De fato, essas estratégias pareciam ser apropriadas para enfrentar uma doença considerada principalmente rural, ocorrendo em ambientes específicos, como boqueirões e pés-de-serra. Entretanto, a sociedade brasileira passou por grandes mudanças a partir desse momento, com um processo inexorável de urbanização.
Foram relatados movimentos massivos da população das áreas rurais afetadas por secas severas na região nordeste do país.

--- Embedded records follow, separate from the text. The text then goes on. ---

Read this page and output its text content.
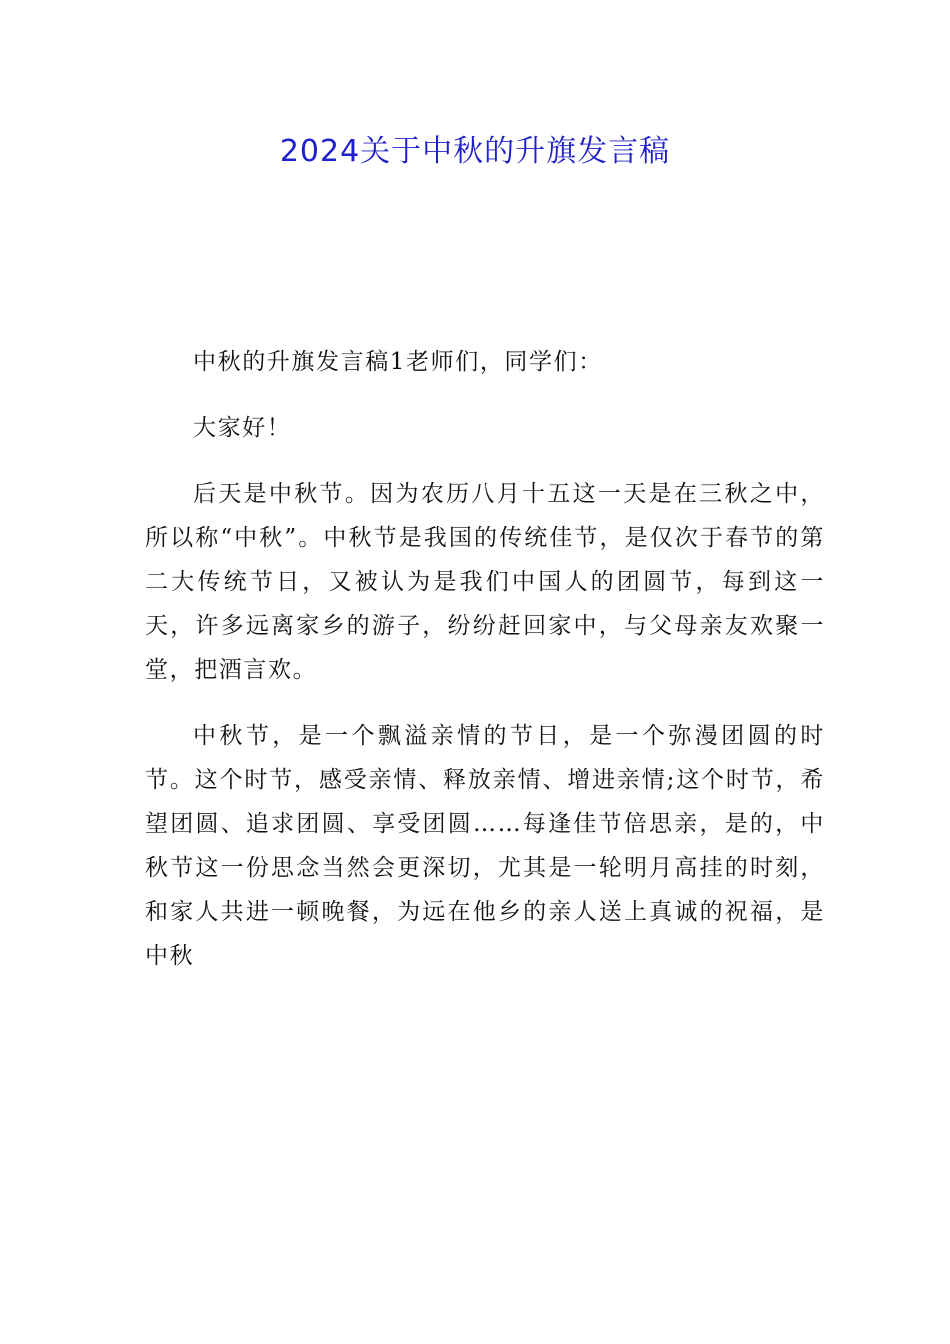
2024关于中秋的升旗发言稿

中秋的升旗发言稿1老师们，同学们：

大家好！

后天是中秋节。因为农历八月十五这一天是在三秋之中，所以称“中秋”。中秋节是我国的传统佳节，是仅次于春节的第二大传统节日，又被认为是我们中国人的团圆节，每到这一天，许多远离家乡的游子，纷纷赶回家中，与父母亲友欢聚一堂，把酒言欢。

中秋节，是一个飘溢亲情的节日，是一个弥漫团圆的时节。这个时节，感受亲情、释放亲情、增进亲情;这个时节，希望团圆、追求团圆、享受团圆……每逢佳节倍思亲，是的，中秋节这一份思念当然会更深切，尤其是一轮明月高挂的时刻，和家人共进一顿晚餐，为远在他乡的亲人送上真诚的祝福，是中秋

Inicialmente, a migração se deu em direção às periferias das capitais e grandes cidades dessa região e, posteriormente, para as demais regiões do país.

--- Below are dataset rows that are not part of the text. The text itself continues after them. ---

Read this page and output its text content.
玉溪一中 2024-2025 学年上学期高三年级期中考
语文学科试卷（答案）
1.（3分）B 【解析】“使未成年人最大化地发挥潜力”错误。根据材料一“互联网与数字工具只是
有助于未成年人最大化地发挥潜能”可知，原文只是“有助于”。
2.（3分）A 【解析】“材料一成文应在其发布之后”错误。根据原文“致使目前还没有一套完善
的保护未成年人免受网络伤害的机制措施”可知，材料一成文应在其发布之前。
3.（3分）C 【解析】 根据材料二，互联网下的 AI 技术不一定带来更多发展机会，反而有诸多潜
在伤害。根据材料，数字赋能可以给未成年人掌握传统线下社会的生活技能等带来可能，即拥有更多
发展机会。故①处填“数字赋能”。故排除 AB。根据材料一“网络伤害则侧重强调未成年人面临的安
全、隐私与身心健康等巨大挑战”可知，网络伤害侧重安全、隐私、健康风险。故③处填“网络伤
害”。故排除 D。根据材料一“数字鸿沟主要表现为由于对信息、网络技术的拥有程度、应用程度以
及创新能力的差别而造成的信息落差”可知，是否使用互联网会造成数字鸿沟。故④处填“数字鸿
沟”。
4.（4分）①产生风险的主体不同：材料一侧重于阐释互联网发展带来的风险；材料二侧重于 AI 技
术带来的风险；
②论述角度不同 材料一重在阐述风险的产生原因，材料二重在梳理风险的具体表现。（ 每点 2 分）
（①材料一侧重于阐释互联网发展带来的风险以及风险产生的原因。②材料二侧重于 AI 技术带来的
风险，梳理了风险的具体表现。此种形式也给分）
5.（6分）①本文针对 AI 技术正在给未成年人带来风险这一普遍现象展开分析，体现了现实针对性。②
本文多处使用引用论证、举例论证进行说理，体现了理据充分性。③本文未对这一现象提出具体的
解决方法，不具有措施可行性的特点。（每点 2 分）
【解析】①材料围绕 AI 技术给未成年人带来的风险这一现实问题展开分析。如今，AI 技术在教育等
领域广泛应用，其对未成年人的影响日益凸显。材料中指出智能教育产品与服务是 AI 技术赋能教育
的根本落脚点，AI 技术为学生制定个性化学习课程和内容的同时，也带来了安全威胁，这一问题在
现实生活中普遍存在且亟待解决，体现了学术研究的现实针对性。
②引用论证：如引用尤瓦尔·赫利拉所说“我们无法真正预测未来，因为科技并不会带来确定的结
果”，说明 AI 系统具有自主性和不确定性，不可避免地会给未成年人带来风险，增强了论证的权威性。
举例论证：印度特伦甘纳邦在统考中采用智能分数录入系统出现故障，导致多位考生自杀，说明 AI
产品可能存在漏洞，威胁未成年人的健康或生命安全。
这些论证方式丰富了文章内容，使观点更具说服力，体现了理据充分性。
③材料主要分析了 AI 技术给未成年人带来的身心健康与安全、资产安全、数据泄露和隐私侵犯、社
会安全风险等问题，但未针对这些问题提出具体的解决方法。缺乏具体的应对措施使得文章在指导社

Esse processo intenso, rápido e excludente de urbanização levou à segregação social, com as periferias das grandes áreas metropolitanas caracterizadas pela falta de serviços urbanos, destruição ambiental e más condições de vida.
Esse foi o cenário ideal para a introdução e manutenção do ciclo de leishmaniose visceral zoonótica, com o cão doméstico como principal reservatório da infecção e o vetor principal, o flebotomíneo Lutzomyia longipalpis, adaptando-se bem ao novo ambiente peridomiciliar (Rangel e Vilela, 2008).
No entanto, todas essas transformações na sociedade brasileira e na epidemiologia da leishmaniose visceral não foram acompanhadas por modificações substanciais nas estratégias de controle preconizadas pelo PVCLV original.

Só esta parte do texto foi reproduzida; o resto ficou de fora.